Eppure la ministra dell’Interno ha posto grande enfasi sui controlli allargati: al momento è l’unica misura (seppur propagandistica) a essere stata adottata dal governo. La speranza è che aiuti il candidato e presidente uscente socialdemocratico del Brandeburgo a contenere l’avanzata di AfD e a essere confermato nella sua carica al voto del 22 settembre.
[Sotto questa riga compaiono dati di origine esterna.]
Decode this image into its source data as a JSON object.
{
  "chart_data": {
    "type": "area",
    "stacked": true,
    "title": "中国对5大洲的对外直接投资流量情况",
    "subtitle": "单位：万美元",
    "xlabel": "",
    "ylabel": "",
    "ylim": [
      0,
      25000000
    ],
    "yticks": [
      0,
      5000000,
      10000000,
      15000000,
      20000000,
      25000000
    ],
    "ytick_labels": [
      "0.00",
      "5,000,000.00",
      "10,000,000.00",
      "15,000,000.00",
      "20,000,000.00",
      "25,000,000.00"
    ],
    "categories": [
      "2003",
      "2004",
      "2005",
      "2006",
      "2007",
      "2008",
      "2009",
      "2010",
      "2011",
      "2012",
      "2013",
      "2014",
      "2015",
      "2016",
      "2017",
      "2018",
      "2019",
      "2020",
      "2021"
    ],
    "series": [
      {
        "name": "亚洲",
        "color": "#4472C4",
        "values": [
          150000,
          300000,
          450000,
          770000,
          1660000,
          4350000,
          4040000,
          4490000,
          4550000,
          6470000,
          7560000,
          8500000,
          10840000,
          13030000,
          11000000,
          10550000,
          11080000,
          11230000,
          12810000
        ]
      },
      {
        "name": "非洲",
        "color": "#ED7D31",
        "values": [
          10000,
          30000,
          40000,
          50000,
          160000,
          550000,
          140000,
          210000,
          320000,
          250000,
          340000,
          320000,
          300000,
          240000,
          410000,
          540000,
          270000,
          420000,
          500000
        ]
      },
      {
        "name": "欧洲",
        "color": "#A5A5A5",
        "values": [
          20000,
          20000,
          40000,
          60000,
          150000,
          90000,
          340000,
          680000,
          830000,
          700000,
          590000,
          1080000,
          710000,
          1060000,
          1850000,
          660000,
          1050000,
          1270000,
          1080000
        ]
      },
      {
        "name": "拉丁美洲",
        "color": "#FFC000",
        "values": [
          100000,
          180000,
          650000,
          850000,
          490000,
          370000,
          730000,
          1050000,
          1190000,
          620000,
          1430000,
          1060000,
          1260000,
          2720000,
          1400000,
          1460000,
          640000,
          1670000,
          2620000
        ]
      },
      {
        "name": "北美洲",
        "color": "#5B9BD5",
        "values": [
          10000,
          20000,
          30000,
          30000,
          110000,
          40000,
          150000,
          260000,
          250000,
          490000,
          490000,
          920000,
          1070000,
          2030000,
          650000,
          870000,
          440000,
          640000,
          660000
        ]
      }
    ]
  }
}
Con una politica tutta riversa sui propri impegni elettorali e problemi economici (il dilagare della crisi dell’industria automobilistica su tutto), difficile attendersi altro che risposte di circostanza a piani europei. E questo al netto della eco spropositata con cui in Italia si commenta qualsiasi prodotto della ditta Draghi. Anche la stampa tedesca ha riportato i punti principali del piano dell’ex presidente della Bce, riservandogli qualche sporadico commento. Come quello nel seguitissimo telegiornale della prima rete pubblica Ard, affidato alla corrispondente a Bruxelles Sabrina Fritz. La quale, dopo essersi chiesta perché proprio la cifra di 800 miliardi di euro all’anno sarebbe quella giusta per riportare l’economia europea sui corretti binari e osservato che il fondo post-covid è più o meno di quella portata, sostiene che il problema non è tanto nei soldi, quanto nella mentalità che alberga nei responsabili dell’Ue, a ogni livello. “Per i fondi del piano di ripresa dopo la pandemia i processi sono troppo complicati e i progetti a volte non sono realistici. Perché dovrebbe essere diverso per un fondo Draghi?”, si chiede la commentatrice di Ard. La risposta è che “l’Europa ha un problema di mentalità: condizioni burocratiche invece di cambiamento, stallo invece della voglia di correre rischi. I cambiamenti sono percepiti come un peso e non come un’opportunità”. E chi è responsabile di questo stallo, ha credibilità per offrire medicine che guariscano? Per Fritz non proprio: “Sfortunatamente, la Commissione europea ha contribuito a questa paralisi negli ultimi anni, il buon Green Deal è rimasto schiacciato sotto una montagna di carta”, ha concluso, “Draghi, in qualità di ex capo della Banca centrale europea, e von der Leyen, in qualità di presidente della Commissione europea, hanno esercitato per anni molta influenza in Europa e sono pertanto corresponsabili della denuncia di difetti odierna. Ma i veri responsabili sono nelle capitali europee, che vorrebbero che il continente continuasse come è sempre stato”. In fondo, per i capi di partito tedesco il Brandeburgo e non Bruxelles val bene una messa.